Although doubtful Congress intended as much in cases like that against Miley, the Third Circuit elected to table the issue for the time being. “[W]e are reluctant to decide such an important question when it was neither litigated in the District Court nor fully briefed and argued on appeal,” the panel wrote. “Accordingly, we will assume without deciding that Miley may be held liable for David Randall’s TCPA violations under a personal-participation theory.”

The panel then affirmed the judgment of the district court, finding no reversible error in the jury instructions.

Assuming that personal participation liability is in fact available under the TCPA, a corporation’s officer may be personally liable under the statute if he had direct, personal participation in or personally authorized the conduct found to have violated the statute and was not merely tangentially involved, the panel said.

“The District Court’s instructions did not misstate the applicable law,” the court said. The statement that liability for an officer “must be founded upon his active oversight of, or control over, the conduct that violated the TCPA, rather than merely tangential involvement” was “simply concrete descriptions of what constitutes a ‘significant’ level of involvement, and the word ‘significant’ did not impose a higher burden of proof.”

Just because other courts have not used the word “significant” does not mean that the district court’s instructions were contrary to other decisions, the panel added. “Indeed, the use of the word ‘significant’ is consistent with cases that have held that corporate officers can be personally liable when they ‘actively oversaw and directed th[e] conduct.”

The panel also dismissed City Select’s argument that the district court added an element of proof regarding the defendant’s state of mind. “Requiring a finding that the defendant-officer had ‘knowledge that he [was] directly participating in or authorizing the fax advertising,’ was simply part of proving direct participation,” the court wrote. “An officer could not have directly and personally participated in a fax advertising campaign without having knowledge of his actions. Accordingly, the District Court did not err in instructing the jury.”

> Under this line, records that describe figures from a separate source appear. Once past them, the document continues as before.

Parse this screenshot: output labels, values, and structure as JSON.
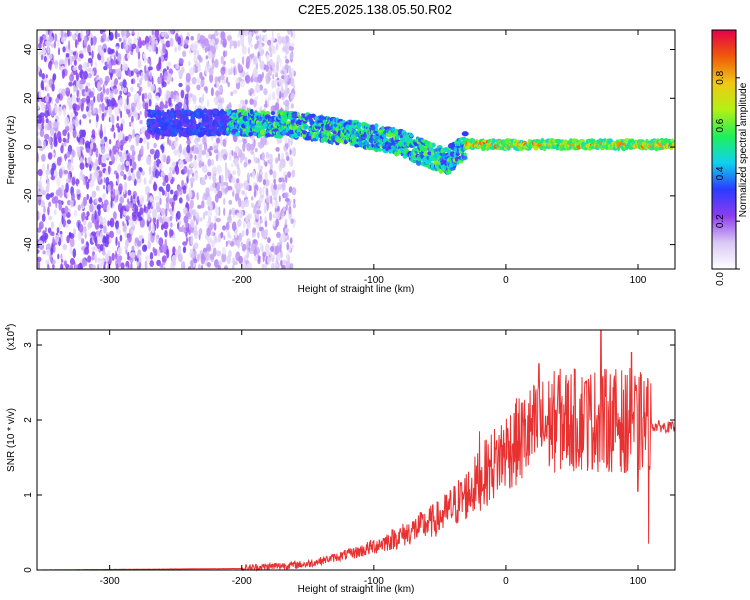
{
  "title": "C2E5.2025.138.05.50.R02",
  "chart_data": [
    {
      "type": "heatmap",
      "xlabel": "Height of straight line (km)",
      "ylabel": "Frequency (Hz)",
      "xlim": [
        -355,
        128
      ],
      "ylim": [
        -50,
        48
      ],
      "xticks": [
        -300,
        -200,
        -100,
        0,
        100
      ],
      "yticks": [
        -40,
        -20,
        0,
        20,
        40
      ],
      "colorbar": {
        "label": "Normalized spectral amplitude",
        "range": [
          0.0,
          1.0
        ],
        "ticks": [
          0.0,
          0.2,
          0.4,
          0.6,
          0.8
        ],
        "tick_labels": [
          "0.0",
          "0.2",
          "0.4",
          "0.6",
          "0.8"
        ],
        "colors": [
          "#ffffff",
          "#d9c8f5",
          "#8c3cf0",
          "#2a3cff",
          "#0fd2f0",
          "#1ef05a",
          "#b4f014",
          "#f0c814",
          "#f05a0a",
          "#e6004b"
        ]
      },
      "features": [
        {
          "region": "noise",
          "x_range": [
            -355,
            -160
          ],
          "y_range": [
            -50,
            48
          ],
          "amplitude": 0.15
        },
        {
          "region": "ridge",
          "points": [
            [
              -270,
              10
            ],
            [
              -205,
              10
            ],
            [
              -160,
              9
            ],
            [
              -120,
              6
            ],
            [
              -80,
              2
            ],
            [
              -60,
              -3
            ],
            [
              -45,
              -6
            ],
            [
              -38,
              -3
            ],
            [
              -30,
              1
            ],
            [
              0,
              1
            ],
            [
              128,
              1
            ]
          ],
          "amplitude_range": [
            0.25,
            0.9
          ]
        }
      ]
    },
    {
      "type": "line",
      "xlabel": "Height of straight line (km)",
      "ylabel": "SNR (10 * v/v)",
      "y_multiplier": "(x10",
      "y_multiplier_exp": "4",
      "y_multiplier_close": ")",
      "xlim": [
        -355,
        128
      ],
      "ylim": [
        0,
        3.2
      ],
      "xticks": [
        -300,
        -200,
        -100,
        0,
        100
      ],
      "yticks": [
        0,
        1,
        2,
        3
      ],
      "series": [
        {
          "color": "#e83232",
          "envelope": [
            [
              -355,
              0.0
            ],
            [
              -200,
              0.02
            ],
            [
              -150,
              0.08
            ],
            [
              -110,
              0.25
            ],
            [
              -80,
              0.45
            ],
            [
              -50,
              0.7
            ],
            [
              -30,
              1.0
            ],
            [
              -15,
              1.3
            ],
            [
              0,
              1.6
            ],
            [
              20,
              1.85
            ],
            [
              40,
              2.0
            ],
            [
              60,
              2.0
            ],
            [
              80,
              2.0
            ],
            [
              95,
              2.0
            ],
            [
              105,
              1.95
            ],
            [
              110,
              1.92
            ],
            [
              128,
              1.9
            ]
          ],
          "peaks": [
            [
              -20,
              1.85
            ],
            [
              25,
              2.75
            ],
            [
              40,
              2.6
            ],
            [
              60,
              2.5
            ],
            [
              72,
              3.2
            ],
            [
              95,
              2.9
            ],
            [
              108,
              2.95
            ],
            [
              108,
              0.35
            ],
            [
              100,
              1.05
            ],
            [
              90,
              1.3
            ]
          ]
        }
      ]
    }
  ]
}
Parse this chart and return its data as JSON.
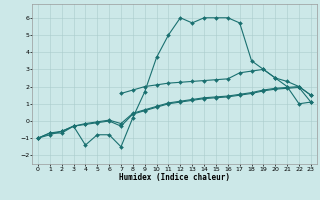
{
  "background_color": "#cce8e8",
  "grid_color": "#aacccc",
  "line_color": "#1a7070",
  "xlabel": "Humidex (Indice chaleur)",
  "xlim": [
    -0.5,
    23.5
  ],
  "ylim": [
    -2.5,
    6.8
  ],
  "xticks": [
    0,
    1,
    2,
    3,
    4,
    5,
    6,
    7,
    8,
    9,
    10,
    11,
    12,
    13,
    14,
    15,
    16,
    17,
    18,
    19,
    20,
    21,
    22,
    23
  ],
  "yticks": [
    -2,
    -1,
    0,
    1,
    2,
    3,
    4,
    5,
    6
  ],
  "curve_main_x": [
    0,
    1,
    2,
    3,
    4,
    5,
    6,
    7,
    8,
    9,
    10,
    11,
    12,
    13,
    14,
    15,
    16,
    17,
    18,
    19,
    20,
    21,
    22,
    23
  ],
  "curve_main_y": [
    -1,
    -0.7,
    -0.7,
    -0.3,
    -1.4,
    -0.8,
    -0.8,
    -1.5,
    0.2,
    1.7,
    3.7,
    5.0,
    6.0,
    5.7,
    6.0,
    6.0,
    6.0,
    5.7,
    3.5,
    3.0,
    2.5,
    2.0,
    1.0,
    1.1
  ],
  "curve_low1_x": [
    0,
    1,
    2,
    3,
    4,
    5,
    6,
    7,
    8,
    9,
    10,
    11,
    12,
    13,
    14,
    15,
    16,
    17,
    18,
    19,
    20,
    21,
    22,
    23
  ],
  "curve_low1_y": [
    -1,
    -0.7,
    -0.6,
    -0.3,
    -0.2,
    -0.1,
    0.0,
    -0.3,
    0.4,
    0.6,
    0.8,
    1.0,
    1.1,
    1.2,
    1.3,
    1.35,
    1.4,
    1.5,
    1.6,
    1.75,
    1.85,
    1.9,
    1.95,
    1.1
  ],
  "curve_low2_x": [
    0,
    1,
    2,
    3,
    4,
    5,
    6,
    7,
    8,
    9,
    10,
    11,
    12,
    13,
    14,
    15,
    16,
    17,
    18,
    19,
    20,
    21,
    22,
    23
  ],
  "curve_low2_y": [
    -1,
    -0.8,
    -0.6,
    -0.3,
    -0.15,
    -0.05,
    0.05,
    -0.15,
    0.45,
    0.65,
    0.85,
    1.05,
    1.15,
    1.25,
    1.35,
    1.4,
    1.45,
    1.55,
    1.65,
    1.8,
    1.9,
    1.95,
    2.0,
    1.5
  ],
  "curve_upper_x": [
    7,
    8,
    9,
    10,
    11,
    12,
    13,
    14,
    15,
    16,
    17,
    18,
    19,
    20,
    21,
    22,
    23
  ],
  "curve_upper_y": [
    1.6,
    1.8,
    2.0,
    2.1,
    2.2,
    2.25,
    2.3,
    2.35,
    2.4,
    2.45,
    2.8,
    2.9,
    3.0,
    2.5,
    2.3,
    2.0,
    1.5
  ]
}
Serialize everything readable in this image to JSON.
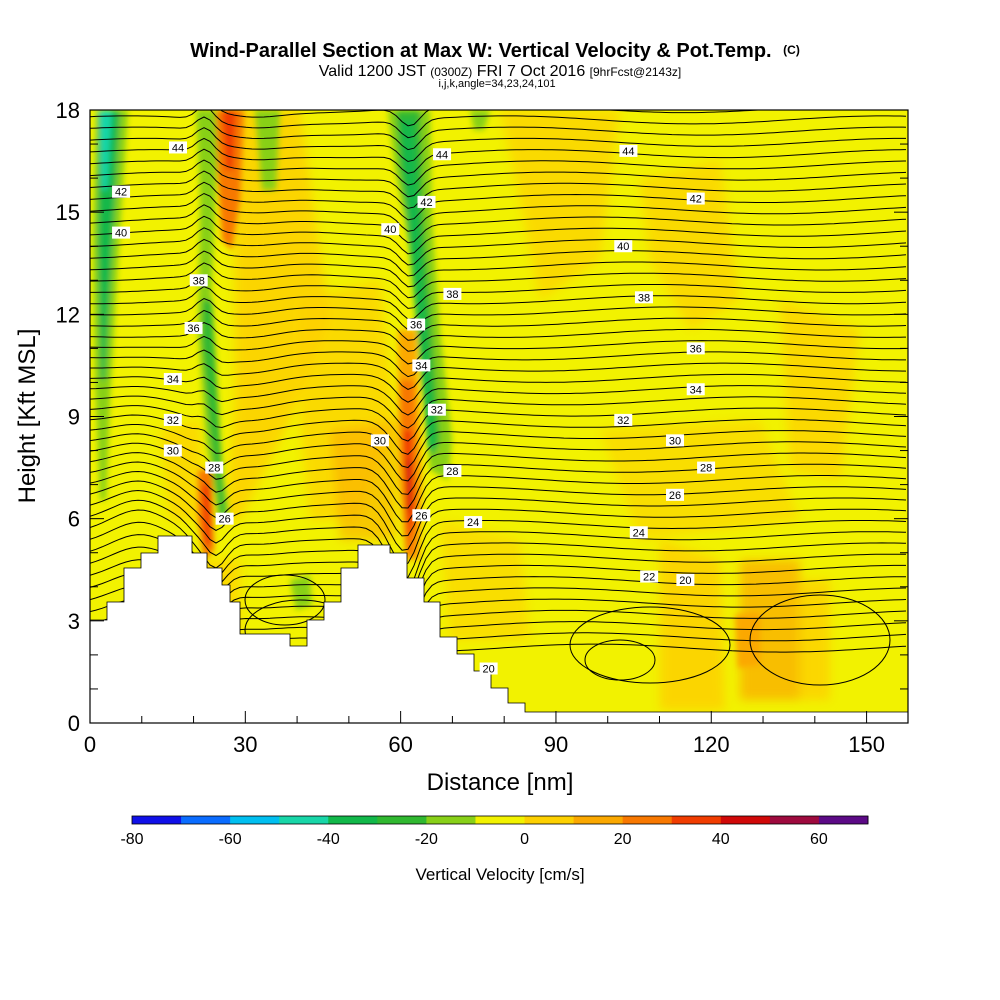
{
  "chart_data": {
    "type": "heatmap",
    "title": "Wind-Parallel Section at Max W: Vertical Velocity & Pot.Temp.",
    "title_mark": "(C)",
    "subtitle_parts": [
      "Valid 1200 JST",
      "(0300Z)",
      "FRI 7 Oct 2016",
      "[9hrFcst@2143z]"
    ],
    "subtitle2": "i,j,k,angle=34,23,24,101",
    "xlabel": "Distance [nm]",
    "ylabel": "Height [Kft MSL]",
    "xlim": [
      0,
      158
    ],
    "ylim": [
      0,
      18
    ],
    "x_ticks": [
      0,
      30,
      60,
      90,
      120,
      150
    ],
    "y_ticks": [
      0,
      3,
      6,
      9,
      12,
      15,
      18
    ],
    "colorbar": {
      "title": "Vertical Velocity [cm/s]",
      "ticks": [
        -80,
        -60,
        -40,
        -20,
        0,
        20,
        40,
        60
      ],
      "levels": [
        -80,
        -70,
        -60,
        -50,
        -40,
        -30,
        -20,
        -10,
        0,
        10,
        20,
        30,
        40,
        50,
        60,
        70
      ],
      "colors": [
        "#1010e8",
        "#0a6cff",
        "#00bff0",
        "#18d6a8",
        "#12b84a",
        "#30b830",
        "#88d018",
        "#f2f200",
        "#fdd000",
        "#fba800",
        "#f87800",
        "#f03c00",
        "#d00808",
        "#9e0a3e",
        "#5c0a86"
      ]
    },
    "theta_contour_labels": [
      {
        "x": 17,
        "y": 16.9,
        "label": "44"
      },
      {
        "x": 6,
        "y": 15.6,
        "label": "42"
      },
      {
        "x": 6,
        "y": 14.4,
        "label": "40"
      },
      {
        "x": 21,
        "y": 13.0,
        "label": "38"
      },
      {
        "x": 20,
        "y": 11.6,
        "label": "36"
      },
      {
        "x": 16,
        "y": 10.1,
        "label": "34"
      },
      {
        "x": 16,
        "y": 8.9,
        "label": "32"
      },
      {
        "x": 16,
        "y": 8.0,
        "label": "30"
      },
      {
        "x": 24,
        "y": 7.5,
        "label": "28"
      },
      {
        "x": 26,
        "y": 6.0,
        "label": "26"
      },
      {
        "x": 68,
        "y": 16.7,
        "label": "44"
      },
      {
        "x": 65,
        "y": 15.3,
        "label": "42"
      },
      {
        "x": 58,
        "y": 14.5,
        "label": "40"
      },
      {
        "x": 70,
        "y": 12.6,
        "label": "38"
      },
      {
        "x": 63,
        "y": 11.7,
        "label": "36"
      },
      {
        "x": 64,
        "y": 10.5,
        "label": "34"
      },
      {
        "x": 67,
        "y": 9.2,
        "label": "32"
      },
      {
        "x": 56,
        "y": 8.3,
        "label": "30"
      },
      {
        "x": 70,
        "y": 7.4,
        "label": "28"
      },
      {
        "x": 64,
        "y": 6.1,
        "label": "26"
      },
      {
        "x": 74,
        "y": 5.9,
        "label": "24"
      },
      {
        "x": 104,
        "y": 16.8,
        "label": "44"
      },
      {
        "x": 117,
        "y": 15.4,
        "label": "42"
      },
      {
        "x": 103,
        "y": 14.0,
        "label": "40"
      },
      {
        "x": 107,
        "y": 12.5,
        "label": "38"
      },
      {
        "x": 117,
        "y": 11.0,
        "label": "36"
      },
      {
        "x": 117,
        "y": 9.8,
        "label": "34"
      },
      {
        "x": 103,
        "y": 8.9,
        "label": "32"
      },
      {
        "x": 113,
        "y": 8.3,
        "label": "30"
      },
      {
        "x": 119,
        "y": 7.5,
        "label": "28"
      },
      {
        "x": 113,
        "y": 6.7,
        "label": "26"
      },
      {
        "x": 106,
        "y": 5.6,
        "label": "24"
      },
      {
        "x": 108,
        "y": 4.3,
        "label": "22"
      },
      {
        "x": 115,
        "y": 4.2,
        "label": "20"
      },
      {
        "x": 77,
        "y": 1.6,
        "label": "20"
      }
    ]
  }
}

In a footnote, the Third Circuit added that even assuming the district court erred in instructing the jury, “any error was harmless because it is ‘highly probable that the error did not contribute to the judgment.’” As the district court noted, the office manager’s and Miley’s “testimonies differed in significant ways. In finding in favor of Miley, the jury necessarily rejected [the office manager’s] testimony.”

To read the opinion in City Select Auto Sales, Inc. v. David Randall Associates, Inc., click here.

Why it matters: While the Third Circuit declined to expressly decide whether the defendant could be personally liable for his actions on behalf of David Randall, the panel was doubtful Congress intended that courts look beyond the corporate form in TCPA cases, noting that the U.S. Code “abounds” with examples of Congress expressly authorizing personal-participation liability or something like it and neglected to do so in the TCPA. With regard to the jury instructions, the panel found the district court did not misstate the applicable law, affirming the verdict finding Miley not liable.